有給休暇消化率は世界の非常識?

9月30日付の日本経済新聞に、社長100人アンケートの結果を受けて、経営者の9割が有給休暇の取得率を引き上げると回答し、2020年までに取得率70%を目指す経営者が5割に達した、との記事がありました。有給休暇の取得率とは、算定期間中の取得日数計を付与日数計で割って、100をかけた数値です。厚生労働省方式では、取得日数に繰越取得分を含みません。平成27年の平均取得率は 48.7%と公表されています。

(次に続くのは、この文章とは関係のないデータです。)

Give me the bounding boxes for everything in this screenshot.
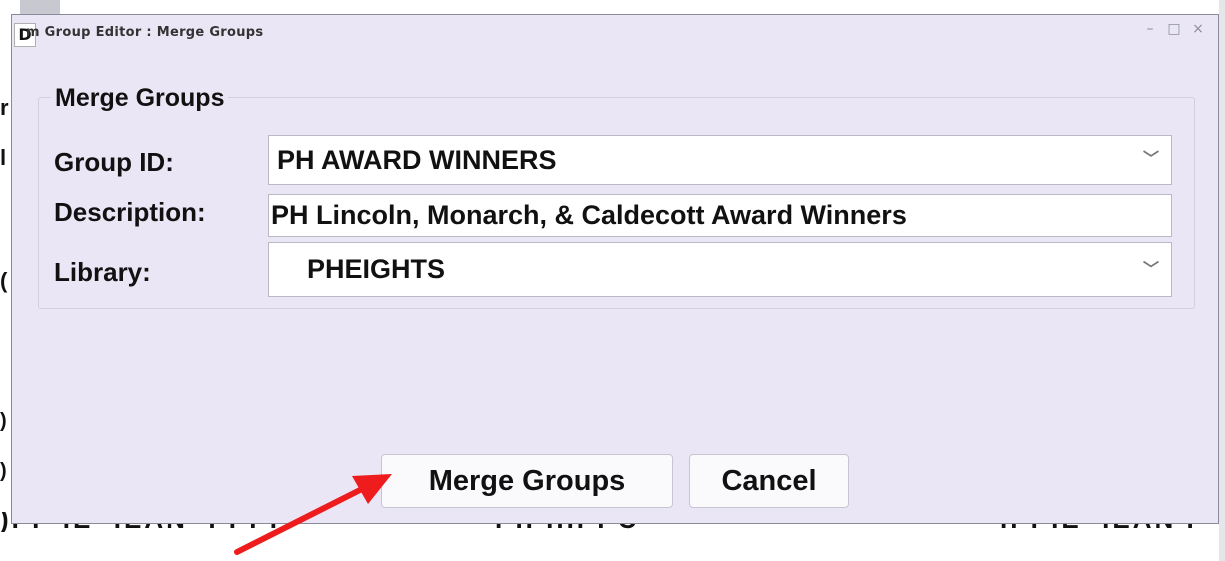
- red-arrow-annotation: [234, 474, 392, 555]
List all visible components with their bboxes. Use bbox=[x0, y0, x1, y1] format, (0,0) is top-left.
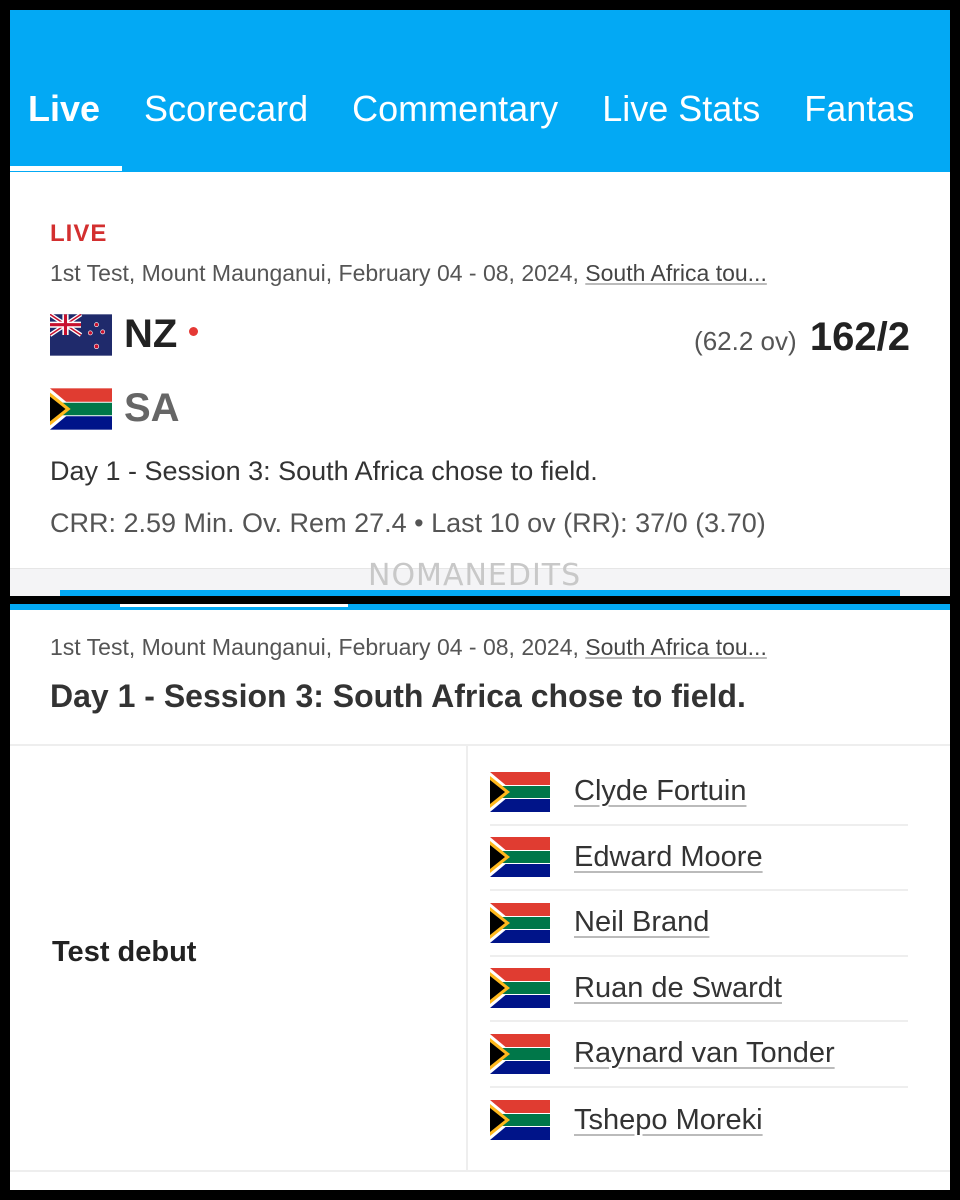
match-info: 1st Test, Mount Maunganui, February 04 -… bbox=[50, 260, 579, 286]
team-abbr: SA bbox=[124, 386, 180, 430]
new-zealand-flag-icon bbox=[50, 313, 112, 356]
south-africa-flag-icon bbox=[490, 837, 550, 878]
nz-score: (62.2 ov) 162/2 bbox=[694, 315, 910, 360]
player-item: Ruan de Swardt bbox=[490, 957, 908, 1022]
player-item: Tshepo Moreki bbox=[490, 1088, 908, 1154]
south-africa-flag-icon bbox=[490, 771, 550, 812]
player-item: Neil Brand bbox=[490, 891, 908, 957]
south-africa-flag-icon bbox=[490, 968, 550, 1009]
tab-live-stats[interactable]: Live Stats bbox=[602, 88, 760, 130]
team-nz[interactable]: NZ bbox=[50, 312, 199, 357]
label-cell: Test debut bbox=[10, 746, 468, 1170]
player-link[interactable]: Tshepo Moreki bbox=[574, 1104, 763, 1137]
match-status-title: Day 1 - Session 3: South Africa chose to… bbox=[50, 678, 746, 714]
match-meta: 1st Test, Mount Maunganui, February 04 -… bbox=[50, 260, 767, 287]
runs-wickets: 162/2 bbox=[809, 315, 910, 359]
player-item: Edward Moore bbox=[490, 826, 908, 891]
debut-table: Test debut Clyde Fortuin Edward Moore Ne… bbox=[10, 744, 950, 1172]
south-africa-flag-icon bbox=[50, 387, 112, 430]
south-africa-flag-icon bbox=[490, 1033, 550, 1074]
match-status-text: Day 1 - Session 3: South Africa chose to… bbox=[50, 456, 598, 486]
batting-indicator bbox=[189, 327, 199, 336]
team-abbr: NZ bbox=[124, 312, 178, 356]
watermark: NOMANEDITS bbox=[368, 558, 582, 593]
active-tab-indicator bbox=[10, 166, 122, 171]
tab-bar-edge bbox=[10, 604, 950, 610]
tab-live[interactable]: Live bbox=[28, 88, 100, 130]
live-panel: Live Scorecard Commentary Live Stats Fan… bbox=[10, 10, 950, 596]
south-africa-flag-icon bbox=[490, 1100, 550, 1141]
player-link[interactable]: Neil Brand bbox=[574, 906, 709, 939]
south-africa-flag-icon bbox=[490, 902, 550, 943]
match-meta: 1st Test, Mount Maunganui, February 04 -… bbox=[50, 634, 767, 661]
tab-bar: Live Scorecard Commentary Live Stats Fan… bbox=[10, 10, 950, 172]
tab-commentary[interactable]: Commentary bbox=[352, 88, 558, 130]
player-item: Clyde Fortuin bbox=[490, 760, 908, 826]
active-tab-indicator bbox=[120, 604, 348, 607]
tab-fantasy[interactable]: Fantas bbox=[804, 88, 914, 130]
player-link[interactable]: Raynard van Tonder bbox=[574, 1037, 835, 1070]
player-link[interactable]: Ruan de Swardt bbox=[574, 972, 782, 1005]
player-link[interactable]: Clyde Fortuin bbox=[574, 775, 746, 808]
series-link[interactable]: South Africa tou... bbox=[585, 634, 767, 660]
player-item: Raynard van Tonder bbox=[490, 1022, 908, 1088]
live-badge: LIVE bbox=[50, 220, 108, 247]
player-list: Clyde Fortuin Edward Moore Neil Brand Ru… bbox=[490, 760, 908, 1153]
match-details-panel: 1st Test, Mount Maunganui, February 04 -… bbox=[10, 604, 950, 1190]
match-info: 1st Test, Mount Maunganui, February 04 -… bbox=[50, 634, 579, 660]
team-sa[interactable]: SA bbox=[50, 386, 180, 431]
player-link[interactable]: Edward Moore bbox=[574, 841, 763, 874]
test-debut-label: Test debut bbox=[52, 936, 197, 968]
run-rates: CRR: 2.59 Min. Ov. Rem 27.4 • Last 10 ov… bbox=[50, 508, 766, 538]
tab-scorecard[interactable]: Scorecard bbox=[144, 88, 308, 130]
series-link[interactable]: South Africa tou... bbox=[585, 260, 767, 286]
overs: (62.2 ov) bbox=[694, 326, 797, 356]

さて、日本経済新聞では「国内の主要企業が社員の有給休暇取得率の引き上げに動く」と解説していますが、欧米先進国の人々には奇異な解釈に映ると思います。EU加盟諸国では、委員会指令に基づく国内法整備により、事業報告における非財務情報の義務的開示が進んでいます。特に労働分野は開示対象情報が多く、総労働時間、就業日数、時間外労働、労働災害件数などを義務的開示事項とする国内法が多くを占めます。しかし、この非財務情報の開示において、(私の記憶力減退かもしれませんが)休暇取得率という項目を見た記憶がありません。よく言われるように、欧米では労働は「苦役」であり、休暇は「労働から解放される権利」であることから、特別に開示せずとも、100%消化が当然の前提になっているようです。

労働基準法が定める有給休暇は、心身の疲労を回復しゆとりある生活を保障するために付与される休暇制度です。しかし、日本企業の職場では、病気や不慮の事故など緊急事態発生時の備えと教えられ、仕事より私用を優先することに上司や周囲の冷たい視線を感じる現実があります。さまざな休暇の種類を増やす企業もありますが、この問題の本質は、仕事の分担や進め方が前近代的で、人海戦術の域を出ていない職場が多いことではないかと私は考えます。そこにメスを入れず、職場にへばりついて長時間頑張る人が一番社会社に貢献していると感じる職場の在り方が問題なのではないでしょうか。

一連の業務プロセスを効率的に再設計する、情報通信技術やAIで情報の精度向上や単純作業の削減をはかる、業務のモジュール化と担当の代替可能性を高める、職場のメンバーを多能工化する、といった経営投資によって職場が清流化すれば、無駄がなく管理の行き届いた仕事が可能になります。そのような成熟した職場になれば、ワーク・ライフ・バランスの上手な人、丈夫で長持ちする働き方のできる人こそが、知恵と経験で価値を生む、本当の戦力であることがわかってくると思います。